Профессор задумался.
— Ваш ответ не отличается оригинальностью, — заметил он. — На портрет у вас хватило догадливости, а сейчас вы рассуждаете, как великовозрастный гимназист. А вы, собственно, по какому делу пожаловали ко мне?
— Хотел проконсультироваться. — улыбнулся Аввакум.
Он положил перед профессором листок бумаги с нерешенной задачей, сообщил ему, что часто «для души» занимается математикой, что эта задача его очень увлекла, но ему никак не удается установить, в чем его ошибка. А так как он живет на этой же улице, то решил зайти по-добрососедски к профессору как к крупному специалисту, в надежде, что тот ему поможет.
— А кто это вам сказал, что я такой специалист? — спросил профессор.
— Латунная табличка на двери вашего дома, — ответил Аввакум.
— Иными словами, вы имеете обыкновение засматриваться на двери чужих домов?
— Но ведь табличка для того и существует, чтобы ее читать! — смеясь, заметил Аввакум. — К тому же она единственная на нашей улице и невольно обращает внимание.

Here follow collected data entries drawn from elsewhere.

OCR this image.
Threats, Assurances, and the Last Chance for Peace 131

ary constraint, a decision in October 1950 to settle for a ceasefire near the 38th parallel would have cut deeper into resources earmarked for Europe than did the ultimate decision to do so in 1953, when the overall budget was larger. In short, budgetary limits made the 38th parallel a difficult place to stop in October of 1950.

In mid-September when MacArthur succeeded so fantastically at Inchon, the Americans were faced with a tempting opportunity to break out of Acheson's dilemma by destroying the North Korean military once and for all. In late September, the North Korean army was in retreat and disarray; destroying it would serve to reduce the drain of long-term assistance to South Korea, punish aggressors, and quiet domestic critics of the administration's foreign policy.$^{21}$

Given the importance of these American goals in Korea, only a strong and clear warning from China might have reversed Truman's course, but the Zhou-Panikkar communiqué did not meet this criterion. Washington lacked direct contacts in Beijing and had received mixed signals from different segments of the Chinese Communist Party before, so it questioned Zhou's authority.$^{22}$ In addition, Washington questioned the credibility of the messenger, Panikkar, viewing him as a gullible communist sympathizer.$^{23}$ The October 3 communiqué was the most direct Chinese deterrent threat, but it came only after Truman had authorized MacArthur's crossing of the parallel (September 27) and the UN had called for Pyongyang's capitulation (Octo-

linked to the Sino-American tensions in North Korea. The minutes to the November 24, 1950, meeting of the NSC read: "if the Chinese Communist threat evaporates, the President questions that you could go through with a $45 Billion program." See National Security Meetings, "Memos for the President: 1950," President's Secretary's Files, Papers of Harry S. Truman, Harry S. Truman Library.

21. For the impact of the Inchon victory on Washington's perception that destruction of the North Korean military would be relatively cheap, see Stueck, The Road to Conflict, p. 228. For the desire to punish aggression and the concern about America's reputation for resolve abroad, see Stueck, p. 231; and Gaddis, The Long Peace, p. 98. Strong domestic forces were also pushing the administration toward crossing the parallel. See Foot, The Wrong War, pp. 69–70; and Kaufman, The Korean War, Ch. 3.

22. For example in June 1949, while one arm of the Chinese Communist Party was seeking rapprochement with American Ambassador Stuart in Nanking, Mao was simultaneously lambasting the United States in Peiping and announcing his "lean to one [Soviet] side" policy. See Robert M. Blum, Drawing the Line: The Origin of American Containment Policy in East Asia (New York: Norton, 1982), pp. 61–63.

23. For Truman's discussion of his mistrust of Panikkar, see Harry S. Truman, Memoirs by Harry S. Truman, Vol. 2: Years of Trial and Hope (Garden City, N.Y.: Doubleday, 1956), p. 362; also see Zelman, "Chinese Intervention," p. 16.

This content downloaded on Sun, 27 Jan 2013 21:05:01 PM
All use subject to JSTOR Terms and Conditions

— Возможно, — рассеянно согласился профессор. Он оторвал глаза от листка и ткнул в него пальцем: — Здесь линейное преобразование пространства сделано правильно, но, раскрывая скобки, вы допустили детскую ошибку — забыли умножить второй множитель правой части равенства на вектор… Вот поглядите! — помолчав, профессор продолжил: — А еще вы станете утверждать, что шум лучше тишины, да? К черту ваш шум! Факты не в вашу пользу. Когда вы ломали голову над этой задачей, в соседней комнате гости вашей супруги пили крепкий ликер и танцевали твист или еще какой-нибудь дикарский танец. Ведь правда же?
— Но я не женат, — улыбнулся Аввакум.
Да, его соседняя комната была так же пуста и мертва, как и та, в которой он работал. Он входил, окунаясь в ее тишину, и им овладевало такие чувство. будто он погружался в глубокий темный омут с ледяной водой.

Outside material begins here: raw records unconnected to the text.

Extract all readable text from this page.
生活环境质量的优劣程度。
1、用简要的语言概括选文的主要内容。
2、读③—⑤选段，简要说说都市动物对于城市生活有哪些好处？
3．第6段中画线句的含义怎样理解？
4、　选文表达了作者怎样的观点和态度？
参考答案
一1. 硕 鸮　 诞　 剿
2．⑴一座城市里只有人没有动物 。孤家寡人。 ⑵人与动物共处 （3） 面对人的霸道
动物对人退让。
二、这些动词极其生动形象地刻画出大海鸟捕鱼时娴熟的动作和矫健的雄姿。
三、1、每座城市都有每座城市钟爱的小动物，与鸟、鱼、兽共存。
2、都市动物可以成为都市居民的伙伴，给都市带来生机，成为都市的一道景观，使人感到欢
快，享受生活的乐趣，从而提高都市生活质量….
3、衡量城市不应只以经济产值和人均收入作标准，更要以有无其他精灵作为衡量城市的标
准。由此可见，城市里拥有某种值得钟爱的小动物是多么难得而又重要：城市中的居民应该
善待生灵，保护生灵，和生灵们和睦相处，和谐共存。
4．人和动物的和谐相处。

— Все равно, — сказал профессор. Он, казалось, начинал нервничать. — Тогда у вашей молодой хозяйки были гости, гремел патефон или магнитофон и молодое поколение топало своими копытами, так, будто стадо взбесившихся баранов. И вы, конечно, забыли умножить второй член уравнения на вектор. Я вас понимаю и сочувствую вам, случались и со мной подобные вещи. A propos, вы решаете ребусы?

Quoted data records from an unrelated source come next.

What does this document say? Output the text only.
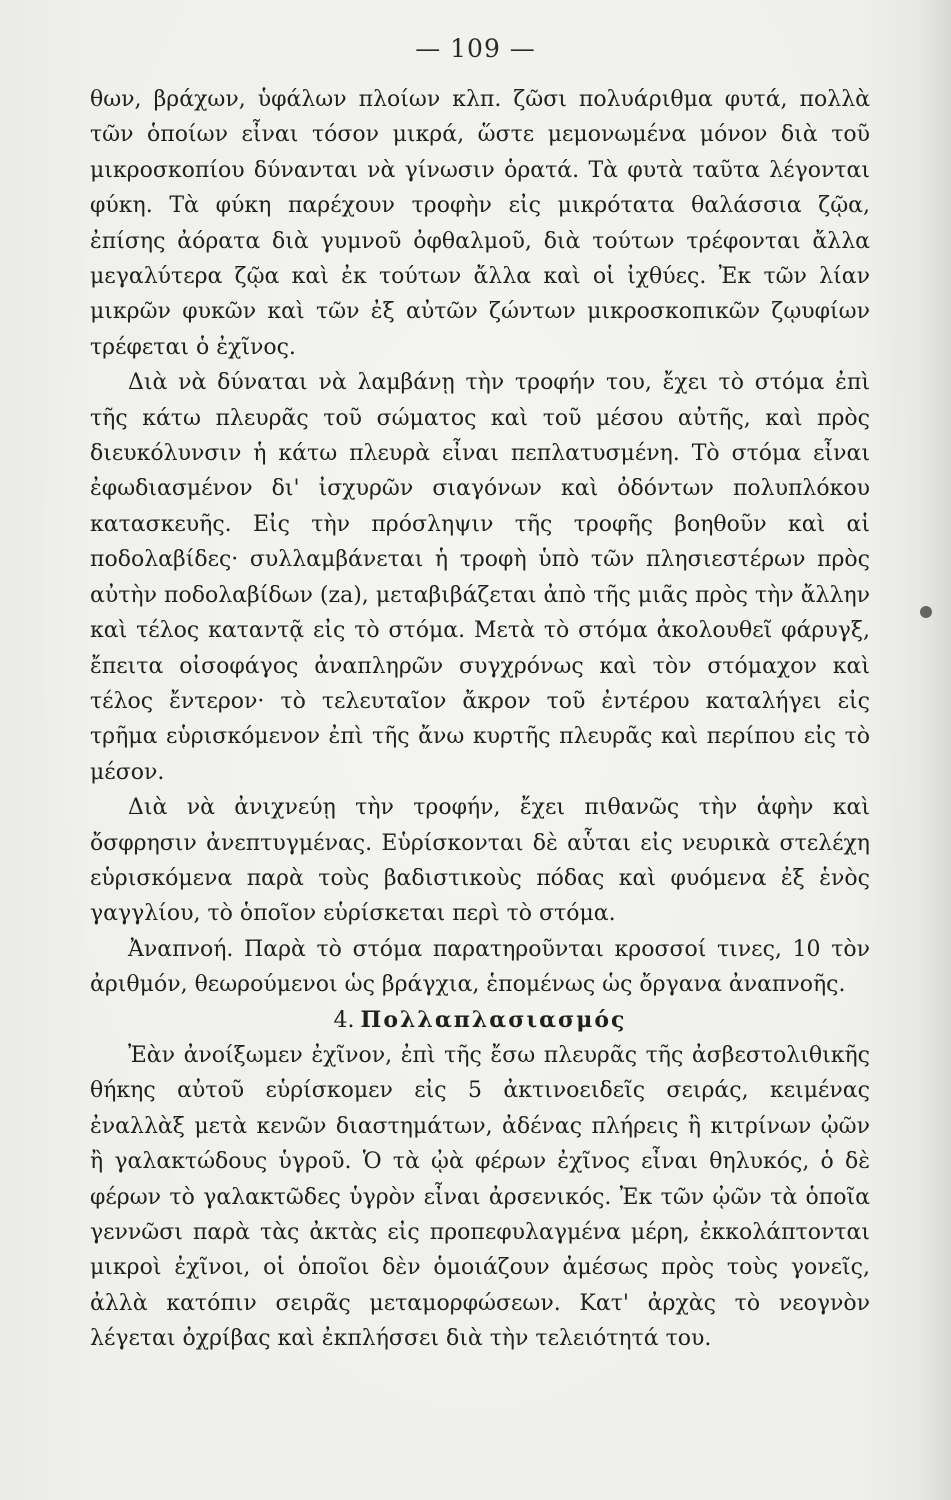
— 109 —

θων, βράχων, ὑφάλων πλοίων κλπ. ζῶσι πολυάριθμα φυτά, πολλὰ τῶν ὁποίων εἶναι τόσον μικρά, ὥστε μεμονωμένα μόνον διὰ τοῦ μικροσκοπίου δύνανται νὰ γίνωσιν ὁρατά. Τὰ φυτὰ ταῦτα λέγονται φύκη. Τὰ φύκη παρέχουν τροφὴν εἰς μικρότατα θαλάσσια ζῷα, ἐπίσης ἀόρατα διὰ γυμνοῦ ὀφθαλμοῦ, διὰ τούτων τρέφονται ἄλλα μεγαλύτερα ζῷα καὶ ἐκ τούτων ἄλλα καὶ οἱ ἰχθύες. Ἐκ τῶν λίαν μικρῶν φυκῶν καὶ τῶν ἐξ αὐτῶν ζώντων μικροσκοπικῶν ζῳυφίων τρέφεται ὁ ἐχῖνος.

Διὰ νὰ δύναται νὰ λαμβάνῃ τὴν τροφήν του, ἔχει τὸ στόμα ἐπὶ τῆς κάτω πλευρᾶς τοῦ σώματος καὶ τοῦ μέσου αὐτῆς, καὶ πρὸς διευκόλυνσιν ἡ κάτω πλευρὰ εἶναι πεπλατυσμένη. Τὸ στόμα εἶναι ἐφωδιασμένον δι' ἰσχυρῶν σιαγόνων καὶ ὀδόντων πολυπλόκου κατασκευῆς. Εἰς τὴν πρόσληψιν τῆς τροφῆς βοηθοῦν καὶ αἱ ποδολαβίδες· συλλαμβάνεται ἡ τροφὴ ὑπὸ τῶν πλησιεστέρων πρὸς αὐτὴν ποδολαβίδων (za), μεταβιβάζεται ἀπὸ τῆς μιᾶς πρὸς τὴν ἄλλην καὶ τέλος καταντᾷ εἰς τὸ στόμα. Μετὰ τὸ στόμα ἀκολουθεῖ φάρυγξ, ἔπειτα οἰσοφάγος ἀναπληρῶν συγχρόνως καὶ τὸν στόμαχον καὶ τέλος ἔντερον· τὸ τελευταῖον ἄκρον τοῦ ἐντέρου καταλήγει εἰς τρῆμα εὑρισκόμενον ἐπὶ τῆς ἄνω κυρτῆς πλευρᾶς καὶ περίπου εἰς τὸ μέσον.

Διὰ νὰ ἀνιχνεύῃ τὴν τροφήν, ἔχει πιθανῶς τὴν ἁφὴν καὶ ὄσφρησιν ἀνεπτυγμένας. Εὑρίσκονται δὲ αὗται εἰς νευρικὰ στελέχη εὑρισκόμενα παρὰ τοὺς βαδιστικοὺς πόδας καὶ φυόμενα ἐξ ἑνὸς γαγγλίου, τὸ ὁποῖον εὑρίσκεται περὶ τὸ στόμα.

Ἀναπνοή. Παρὰ τὸ στόμα παρατηροῦνται κροσσοί τινες, 10 τὸν ἀριθμόν, θεωρούμενοι ὡς βράγχια, ἑπομένως ὡς ὄργανα ἀναπνοῆς.

4. Πολλαπλασιασμός

Ἐὰν ἀνοίξωμεν ἐχῖνον, ἐπὶ τῆς ἔσω πλευρᾶς τῆς ἀσβεστολιθικῆς θήκης αὐτοῦ εὑρίσκομεν εἰς 5 ἀκτινοειδεῖς σειράς, κειμένας ἐναλλὰξ μετὰ κενῶν διαστημάτων, ἀδένας πλήρεις ἢ κιτρίνων ᾠῶν ἢ γαλακτώδους ὑγροῦ. Ὁ τὰ ᾠὰ φέρων ἐχῖνος εἶναι θηλυκός, ὁ δὲ φέρων τὸ γαλακτῶδες ὑγρὸν εἶναι ἀρσενικός. Ἐκ τῶν ᾠῶν τὰ ὁποῖα γεννῶσι παρὰ τὰς ἀκτὰς εἰς προπεφυλαγμένα μέρη, ἐκκολάπτονται μικροὶ ἐχῖνοι, οἱ ὁποῖοι δὲν ὁμοιάζουν ἀμέσως πρὸς τοὺς γονεῖς, ἀλλὰ κατόπιν σειρᾶς μεταμορφώσεων. Κατ' ἀρχὰς τὸ νεογνὸν λέγεται ὀχρίβας καὶ ἐκπλήσσει διὰ τὴν τελειότητά του.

— Изредка, — ответил Аввакум. С этим сварливым стариком надо держать ухо востро.
— Сейчас вы лишь изредка ими занимаетесь. — заметил профессор, — но придет время когда ребусы станут вашей страстью. При условии, однако, что вы не женитесь. И еще при двух условиях: если вы не запьете и не втянетесь в азартные игры.
— Позвольте, — сказал Аввакум. Ему вовсе не хотелось давать повод для поспешных суждений. — Вы судите обо мне слишком опрометчиво, основываясь вероятно, только лишь на собственном опыте.
Профессор остановил на нем взгляд, и на его посиневших губах появилась виноватая усмешка.
— Я не хотел вас обидеть.
— Ничего обидного вы и не сказали! — возразил Аввакум. У него снова возникло такое ощущение, будто он имеет дело с безнадежно больным человеком. — Я всегда любил ребусы, мне и самому кажется, что постепенно они превратятся в мою страсть. Жены у меня нет, пить я не пью, а к азартным играм не испытываю никакого интереса.